The victim did not tell anybody else about the assaults until she was in the fourth grade, when she told a classmate, A, that her father was touching her inappropriately. Later, in the sixth grade, the victim also told A that she feared she was pregnant. When asked by A whom she thought the father was, the victim said it was [Salgado]. Because the victim requested that A keep her secret, A did not tell anybody about the victim's disclosures. Following the victim's birthday in February, 2003, the victim also disclosed to her classmate, B, that [Salgado] had molested her a few days earlier. At about the same time, in late February, 2003, the victim and [Salgado] were engaged in a dispute over her telephone privileges. During this same period, [Salgado] also was engaged in a dispute with the victim's older sister.

On March 3, 2003, the Monday following her disclosure to B, the victim told her sixth grade teacher that “since I was four years old, my father has been touching me in inappropriate places.” The teacher had the victim repeat her disclosure to the school nurse; the teacher and the nurse then notified the department of children and families (department), which, in turn, called the local police. A police detective then arrived at the school and took the victim's signed statement.

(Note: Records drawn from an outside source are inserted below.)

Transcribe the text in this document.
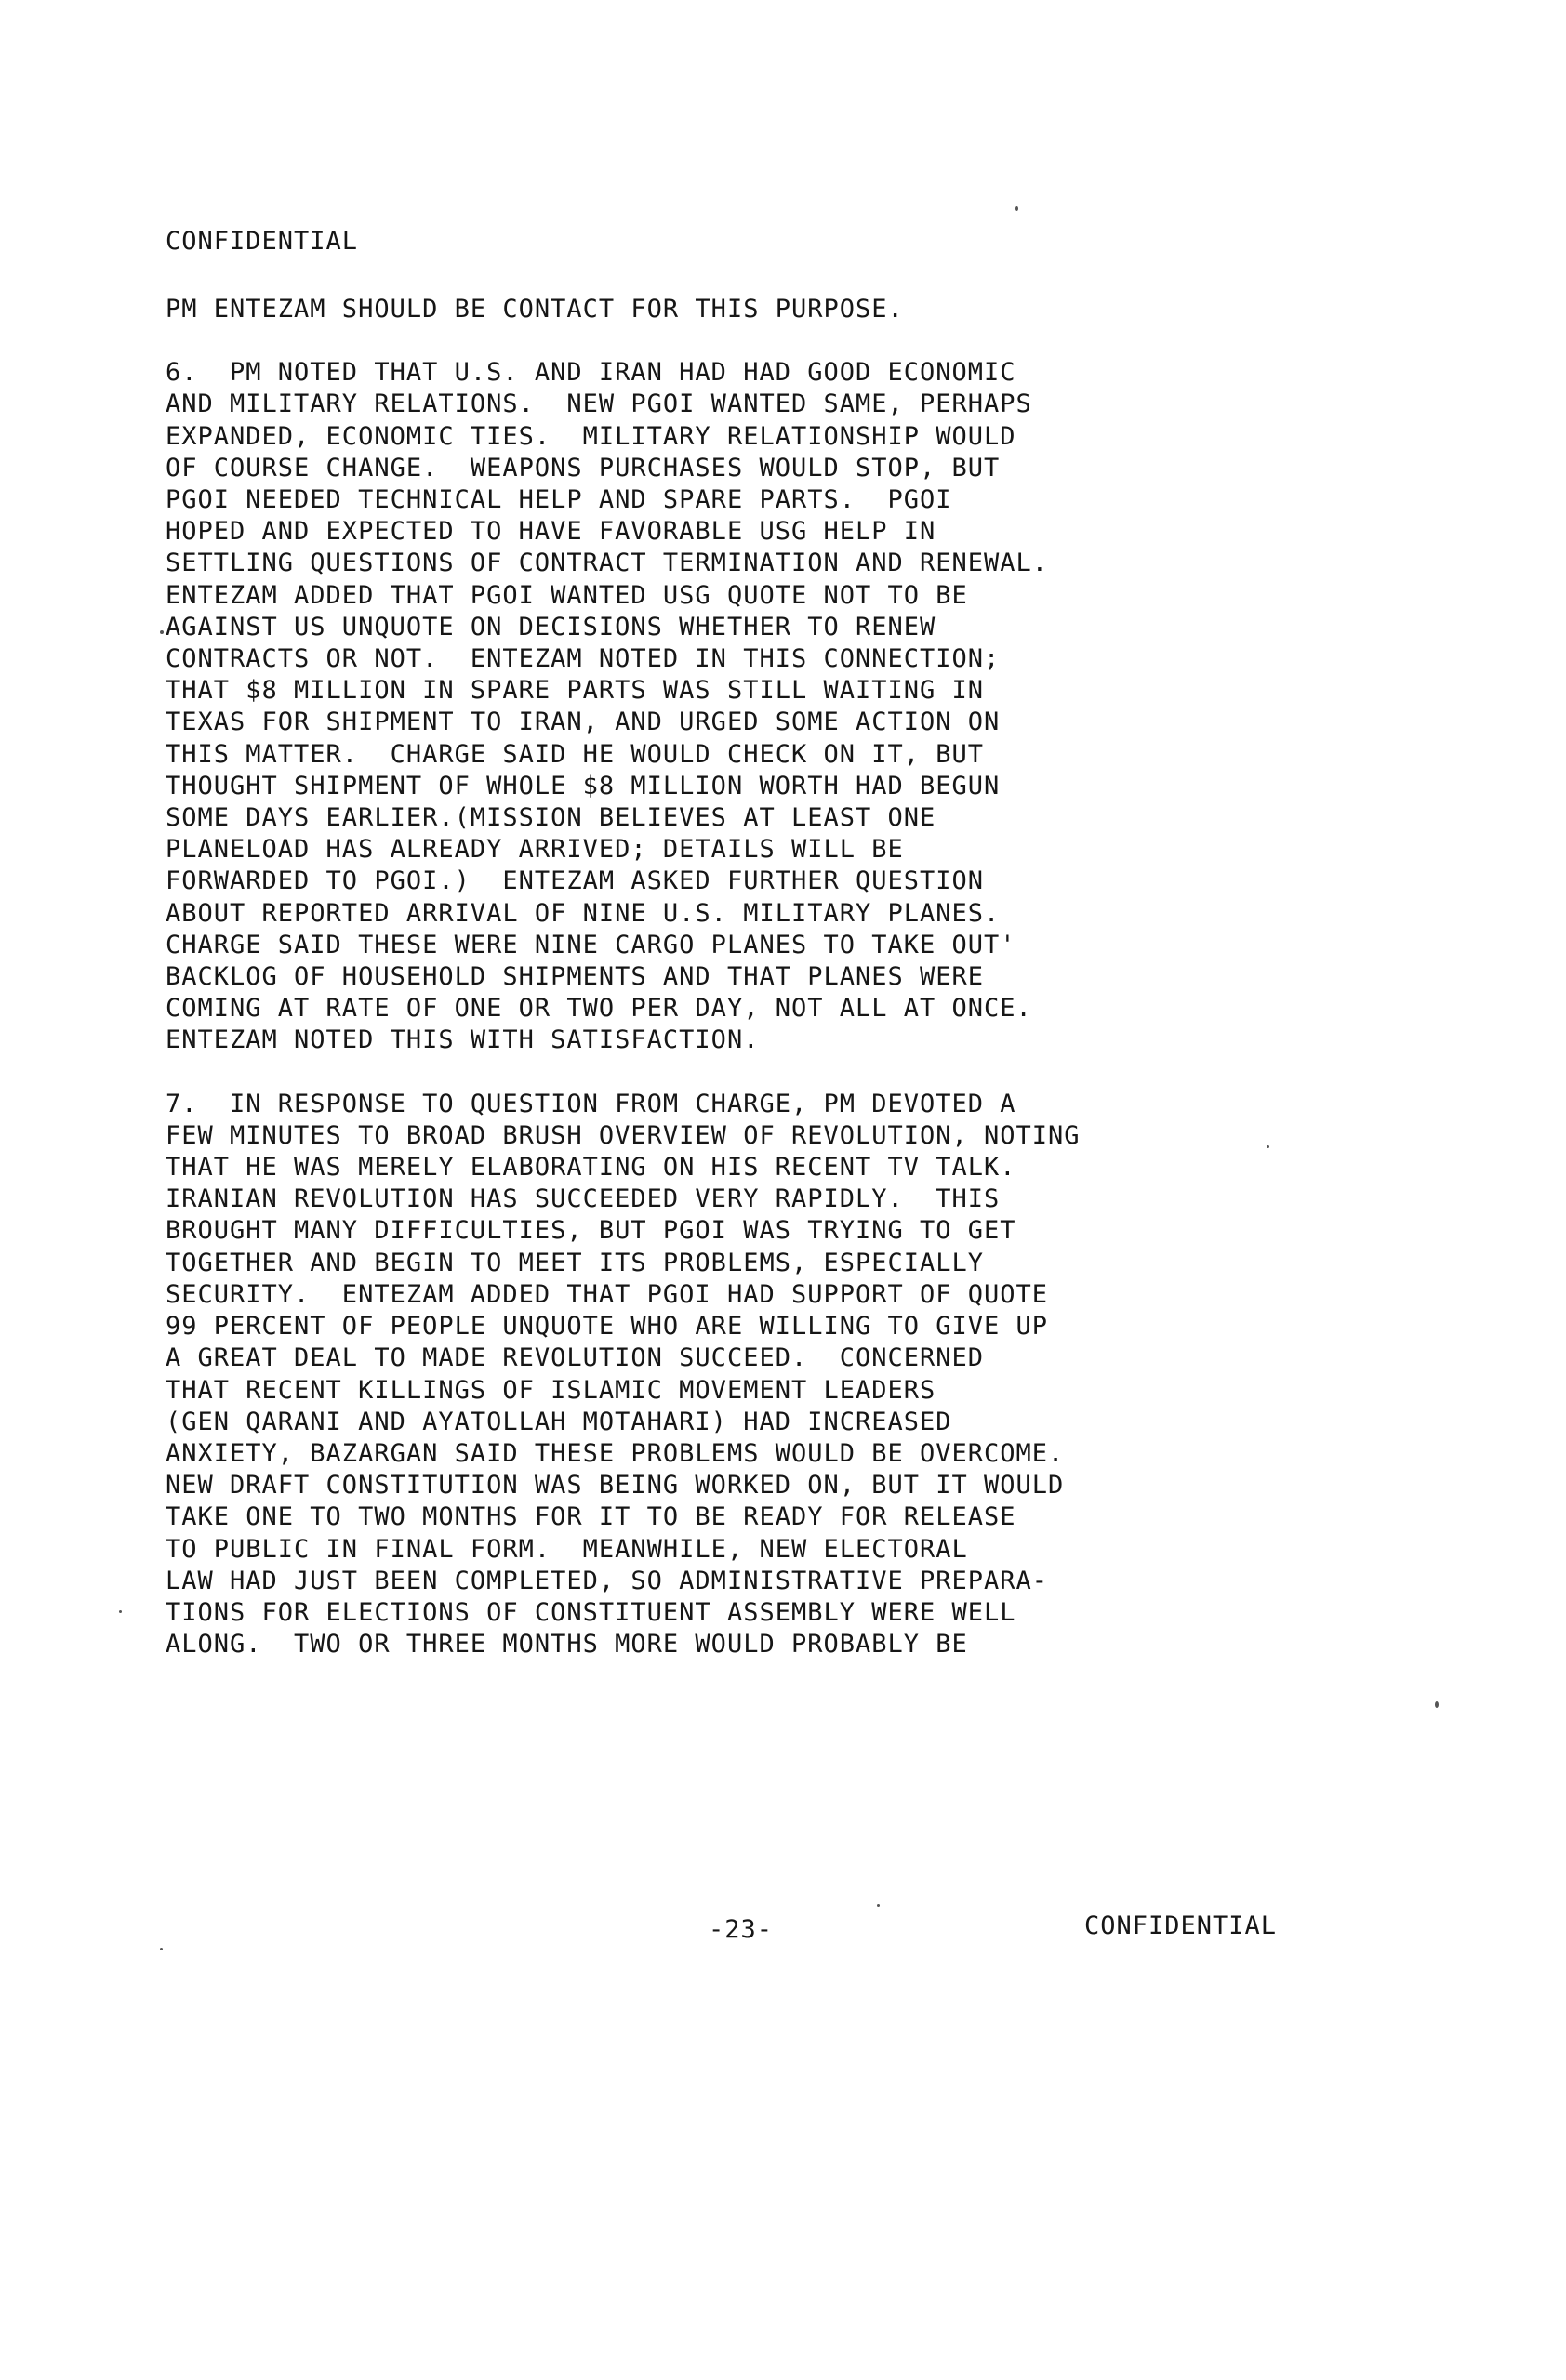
CONFIDENTIAL
PM ENTEZAM SHOULD BE CONTACT FOR THIS PURPOSE.
6.  PM NOTED THAT U.S. AND IRAN HAD HAD GOOD ECONOMIC
AND MILITARY RELATIONS.  NEW PGOI WANTED SAME, PERHAPS
EXPANDED, ECONOMIC TIES.  MILITARY RELATIONSHIP WOULD
OF COURSE CHANGE.  WEAPONS PURCHASES WOULD STOP, BUT
PGOI NEEDED TECHNICAL HELP AND SPARE PARTS.  PGOI
HOPED AND EXPECTED TO HAVE FAVORABLE USG HELP IN
SETTLING QUESTIONS OF CONTRACT TERMINATION AND RENEWAL.
ENTEZAM ADDED THAT PGOI WANTED USG QUOTE NOT TO BE
AGAINST US UNQUOTE ON DECISIONS WHETHER TO RENEW
CONTRACTS OR NOT.  ENTEZAM NOTED IN THIS CONNECTION;
THAT $8 MILLION IN SPARE PARTS WAS STILL WAITING IN
TEXAS FOR SHIPMENT TO IRAN, AND URGED SOME ACTION ON
THIS MATTER.  CHARGE SAID HE WOULD CHECK ON IT, BUT
THOUGHT SHIPMENT OF WHOLE $8 MILLION WORTH HAD BEGUN
SOME DAYS EARLIER.(MISSION BELIEVES AT LEAST ONE
PLANELOAD HAS ALREADY ARRIVED; DETAILS WILL BE
FORWARDED TO PGOI.)  ENTEZAM ASKED FURTHER QUESTION
ABOUT REPORTED ARRIVAL OF NINE U.S. MILITARY PLANES.
CHARGE SAID THESE WERE NINE CARGO PLANES TO TAKE OUT'
BACKLOG OF HOUSEHOLD SHIPMENTS AND THAT PLANES WERE
COMING AT RATE OF ONE OR TWO PER DAY, NOT ALL AT ONCE.
ENTEZAM NOTED THIS WITH SATISFACTION.
7.  IN RESPONSE TO QUESTION FROM CHARGE, PM DEVOTED A
FEW MINUTES TO BROAD BRUSH OVERVIEW OF REVOLUTION, NOTING
THAT HE WAS MERELY ELABORATING ON HIS RECENT TV TALK.
IRANIAN REVOLUTION HAS SUCCEEDED VERY RAPIDLY.  THIS
BROUGHT MANY DIFFICULTIES, BUT PGOI WAS TRYING TO GET
TOGETHER AND BEGIN TO MEET ITS PROBLEMS, ESPECIALLY
SECURITY.  ENTEZAM ADDED THAT PGOI HAD SUPPORT OF QUOTE
99 PERCENT OF PEOPLE UNQUOTE WHO ARE WILLING TO GIVE UP
A GREAT DEAL TO MADE REVOLUTION SUCCEED.  CONCERNED
THAT RECENT KILLINGS OF ISLAMIC MOVEMENT LEADERS
(GEN QARANI AND AYATOLLAH MOTAHARI) HAD INCREASED
ANXIETY, BAZARGAN SAID THESE PROBLEMS WOULD BE OVERCOME.
NEW DRAFT CONSTITUTION WAS BEING WORKED ON, BUT IT WOULD
TAKE ONE TO TWO MONTHS FOR IT TO BE READY FOR RELEASE
TO PUBLIC IN FINAL FORM.  MEANWHILE, NEW ELECTORAL
LAW HAD JUST BEEN COMPLETED, SO ADMINISTRATIVE PREPARA-
TIONS FOR ELECTIONS OF CONSTITUENT ASSEMBLY WERE WELL
ALONG.  TWO OR THREE MONTHS MORE WOULD PROBABLY BE
-23-	CONFIDENTIAL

1 Information pertaining to this case may be found on the State of Connecticut Judicial Branch website at: http://civilinquiry.jud.ct.gov/CaseDetail/PublicCaseDetail.aspx?DocketNo=TSRCV174009141S (last visited November 17, 2020). 3 Shortly thereafter, [Salgado] was arrested, and the department referred the victim to the Yale–New Haven Hospital child sexual abuse evaluation program (Yale Clinic) for a medical evaluation.

Marcial S., 104 Conn. App. at 362-63, 935 A.2d at 156.

Applicable Law The Antiterrorism and Effective Death Penalty Act of 1996 (AEDPA) imposes a one-year statute of limitations on the filing of a federal petition for a writ of habeas corpus challenging a state court judgment of conviction. See 28 U.S.C. § 2244(d)(1). As relevant here, a state prisoner seeking federal habeas relief must file his petition within one year of “(A) the date on which the judgment becomes final by the conclusion of direct review or the expiration of the time for seeking such review.” 28 U.S.C. § 2244(d)(1)(A).2 The limitations period may be tolled for the period “during which a properly filed” state habeas petition or other motion, application or petition for collateral review “is pending.” See 28 U.S.C. § 2244(d)(2). The one-year statute of limitations set forth in 28 U.S.C. § 2244(d)(1) may also be equitably tolled, but only in extraordinary and limited circumstances. See Holland v. Florida, 560 U.S. 631, 645 (2010) (holding that equitable tolling applies to section 2244(d) because, inter alia, it is a statute of limitations and not a jurisdictional requisite); Harper v. Ercole, 648 F.3d 132, 136 (2d Cir.